BEWARE, KENTUCKY. That little leprechaun looms. The pristine season, the presumed NCAA championship, the aura of invincibility and every other plaudit being thrown at the so-good-they're-scary Wildcats are all at great risk. There's a proven giant-killer waiting.

Notre Dame's got next.

The Fighting Irish, with a long history of slaying basketball behemoths, stand in Kentucky's path to the Final Four and perhaps the first undefeated season in the college game since Bobby Knight's Indiana squad ran the table 39 years ago. Tonight, Notre Dame gets another chance at bringing down this team of teams, one some feel is invincible - you know, like the 1974 UCLA Bruins, who had their 88-game winning streak stopped by ND.

Double-digit underdogs, the Fighting Irish (32-5) believe they'll take the floor with millions.

"We are America's team tomorrow," coach Mike Brey said yesterday. "And we love it, we certainly will take all that support. We've got a monumental challenge on our hands."

No doubt. David only had one Goliath to deal with. Kentucky's got a half-dozen future NBA first-round draft picks, and the top-seeded Wildcats (37-0) are coming off a jaw-dropping, 39-point win over West Virginia in the semifinals of the NCAA Tournament's Midwest Regional. Kentucky showcased all of its splendor - size, depth, defense, cold-bloodedness - in running the Mountaineers out of Quicken Loans Arena in Cleveland.

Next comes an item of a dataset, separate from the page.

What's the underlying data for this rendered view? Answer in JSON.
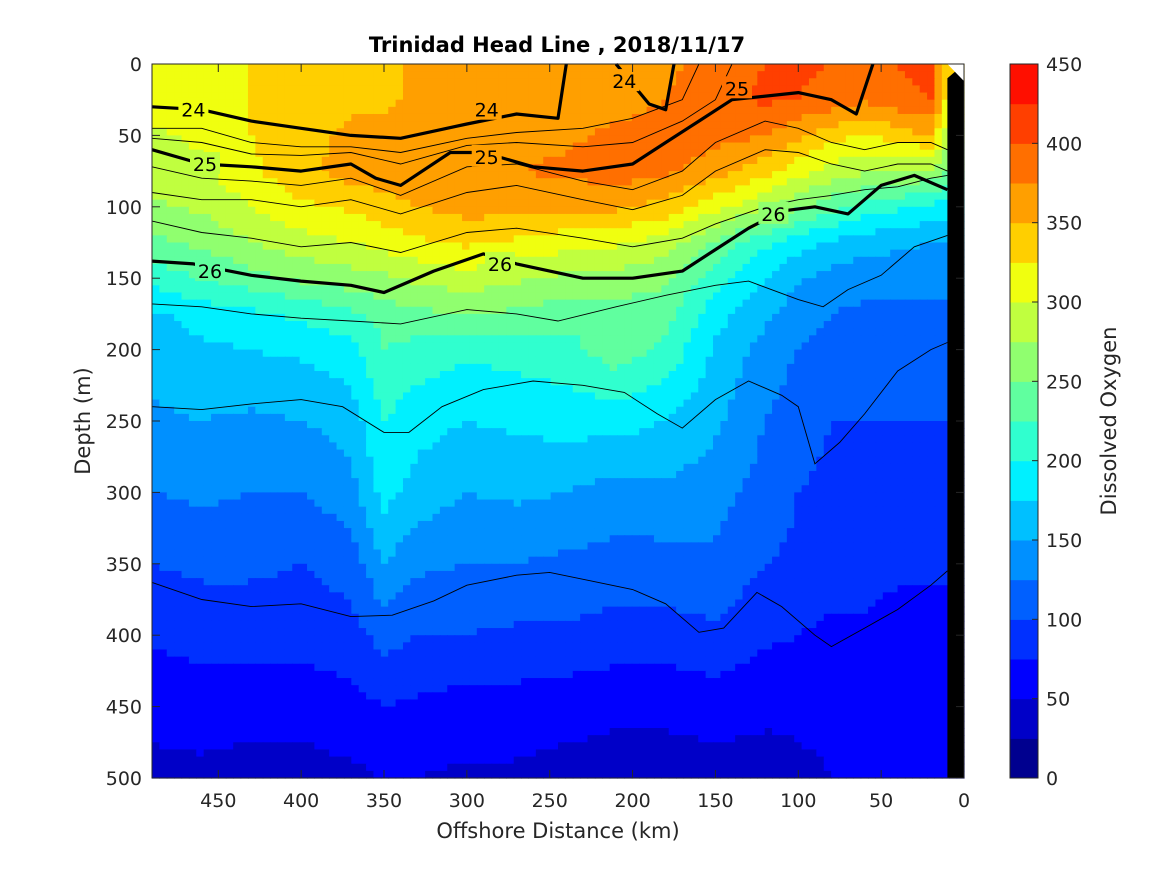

But beyond having one of the most efficient offenses in the country, three-point shooters and underrated toughness, the Fighting Irish believe. Big time.

"We have a lot of confidence," guard Jerian Grant said. "We feel they haven't played an offensive team like us. Just go out there and play our game I think we'll be able to get a win."

Notre Dame has knocked off the AP's No. 1 ranked team eight times, most recently in 2012 against Syracuse. And while that won't necessarily help them as they try to tame the Wildcats, the Fighting Irish have faith it can happen again.

West Regional

Arizona guard Gabe York remembers having the ball in his hands, taking a couple of dribbles and failing to get a shot off before time expired.

Wisconsin 64, Arizona 63, in overtime.

The Badgers advanced to the Final Four for the first time under coach Bo Ryan a year ago, and the Wildcats went back to the desert, unable to deliver the same initial appearance for coach Sean Miller.

"They made one more play in overtime than we did," York said yesterday. "That was a crazy, crazy scenario. There were only 2 seconds left and it took them about 15 minutes for those 2 seconds to end."

Now, they're going to do it again.

This time, the Badgers (34-3) have moved up from the No. 2 seed to No. 1, led by 7-footer Frank Kaminsky. The Wildcats (34-3) are No. 2, a spot lower than last year, and Pac-12 player of the year Nick Johnson, who launched a desperate shot just after the buzzer, graduated.

The stakes are the same: a trip to Indianapolis awaits the winner of tonight's West Regional title game at Staples Center in Los Angeles.

"Obviously, it's icing on the cake that we get to play Wisconsin in the Elite Eight and have a chance to go to the Final Four," York said. "We're extra amped."

Ditto the Badgers, who include title-hungry seniors Kaminsky, Josh Gasser, Traevon Jackson and Duje Dukan.

"We know they've added some pieces, but at the same time we're better than we were this time last year," Kaminsky said. "They're long, they're athletic and they're animals. They're not afraid of anything and they have the ability to get to the lane and go right up through you."

Kaleb Tarczewski scored 12 points and Rondae Hollis-Jefferson had 10 for the Wildcats last year in the relentlessly physical game. In overtime, Arizona had an answer for just about everything Wisconsin did.